I am seriously considering the rhinestone market, any tips? I have a vinyl cutter and a heat press, will I need specific software for this?


----------



## kingwoo (Mar 22, 2013)

techstarprinting said:


> will I need specific software for this?



Do you just do the rhinestone transfers or are you going to do t shirts also?

A software where you make the rhinestone designs is what you must.

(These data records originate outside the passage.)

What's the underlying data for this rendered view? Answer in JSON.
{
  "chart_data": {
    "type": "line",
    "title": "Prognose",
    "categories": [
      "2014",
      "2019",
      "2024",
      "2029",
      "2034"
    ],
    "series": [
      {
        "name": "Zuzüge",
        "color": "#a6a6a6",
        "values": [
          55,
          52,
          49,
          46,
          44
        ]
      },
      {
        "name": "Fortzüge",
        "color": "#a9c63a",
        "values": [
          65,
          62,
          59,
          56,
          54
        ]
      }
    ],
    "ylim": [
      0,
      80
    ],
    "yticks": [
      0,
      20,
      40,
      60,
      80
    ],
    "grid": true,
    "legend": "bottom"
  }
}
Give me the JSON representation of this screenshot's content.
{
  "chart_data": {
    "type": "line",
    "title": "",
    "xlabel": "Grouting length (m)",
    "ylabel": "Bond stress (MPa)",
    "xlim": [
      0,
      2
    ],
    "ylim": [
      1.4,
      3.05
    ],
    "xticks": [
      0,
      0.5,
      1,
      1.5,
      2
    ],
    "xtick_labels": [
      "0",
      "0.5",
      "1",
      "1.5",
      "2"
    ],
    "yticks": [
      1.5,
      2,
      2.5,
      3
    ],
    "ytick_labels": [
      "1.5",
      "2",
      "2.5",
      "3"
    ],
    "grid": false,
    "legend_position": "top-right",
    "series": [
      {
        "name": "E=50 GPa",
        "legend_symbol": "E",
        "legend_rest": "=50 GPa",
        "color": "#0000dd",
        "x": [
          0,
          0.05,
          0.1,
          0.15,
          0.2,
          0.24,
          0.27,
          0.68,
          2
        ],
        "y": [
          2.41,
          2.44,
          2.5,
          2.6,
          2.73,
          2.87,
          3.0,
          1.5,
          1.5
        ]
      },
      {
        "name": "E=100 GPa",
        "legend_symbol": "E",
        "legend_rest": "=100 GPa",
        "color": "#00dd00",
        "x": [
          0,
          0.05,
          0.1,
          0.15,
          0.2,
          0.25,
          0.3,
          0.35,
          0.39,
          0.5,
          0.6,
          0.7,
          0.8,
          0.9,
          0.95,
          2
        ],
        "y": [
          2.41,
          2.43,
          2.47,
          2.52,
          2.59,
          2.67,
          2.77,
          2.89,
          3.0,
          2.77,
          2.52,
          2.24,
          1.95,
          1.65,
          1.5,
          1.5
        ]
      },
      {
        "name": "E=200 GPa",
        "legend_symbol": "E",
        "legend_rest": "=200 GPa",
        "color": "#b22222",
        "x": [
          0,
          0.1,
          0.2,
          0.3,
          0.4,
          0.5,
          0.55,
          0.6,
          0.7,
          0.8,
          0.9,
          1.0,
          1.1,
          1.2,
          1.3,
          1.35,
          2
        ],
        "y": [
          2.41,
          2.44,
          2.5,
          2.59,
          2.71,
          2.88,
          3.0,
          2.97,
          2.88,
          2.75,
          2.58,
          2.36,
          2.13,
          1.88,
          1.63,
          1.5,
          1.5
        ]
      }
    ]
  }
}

For example, coreldraw & rhinestone world are what we are using.


----------



## techstarprinting (Nov 8, 2014)

we are doing tshirts also, do you order stock transfers or do you customize?


----------



## gotshirts2ink (Nov 12, 2009)

What is your experience in the field of t-shirt customization? 
Have you ever did rhinestoning? what about the market around you, Do you know if there are any other shop competitors doing the rhinestones for like PTA or schools or soccer moms?
Why would you want to get into the rhinestone business?


----------



## binki (Jul 16, 2006)

You can cut the templates yourself with your cutter but the blast material is expensive. You can't really do one offs that way. You can spend some bank on a machine to help out. 

As far as the market goes you can really mark your shirts up with rhinestones


----------



## Sunjoa (Oct 25, 2011)

You will need some sort of program, or a program and a macro to create your designs. Draw or Illustrator will work. It is much faster and easier if you have a rhinestone specific macro. We use The Rhinestone World Stone Wizard and LOVE it. There are also others that you can use. Most of these macros will allow you to try a demo before you buy. Explore what is out there and try them out. Some of these have more support available than others, and some have more explanatory videos available to help you along. Hope this helps! Dane


----------



## kingwoo (Mar 22, 2013)

techstarprinting said:


> we are doing tshirts also, do you order stock transfers or do you customize?


We design and sell our own stock transfers and customize for customers. 
We are a rhinestone transfer supplier, not buying them from others nor selling garments.


----------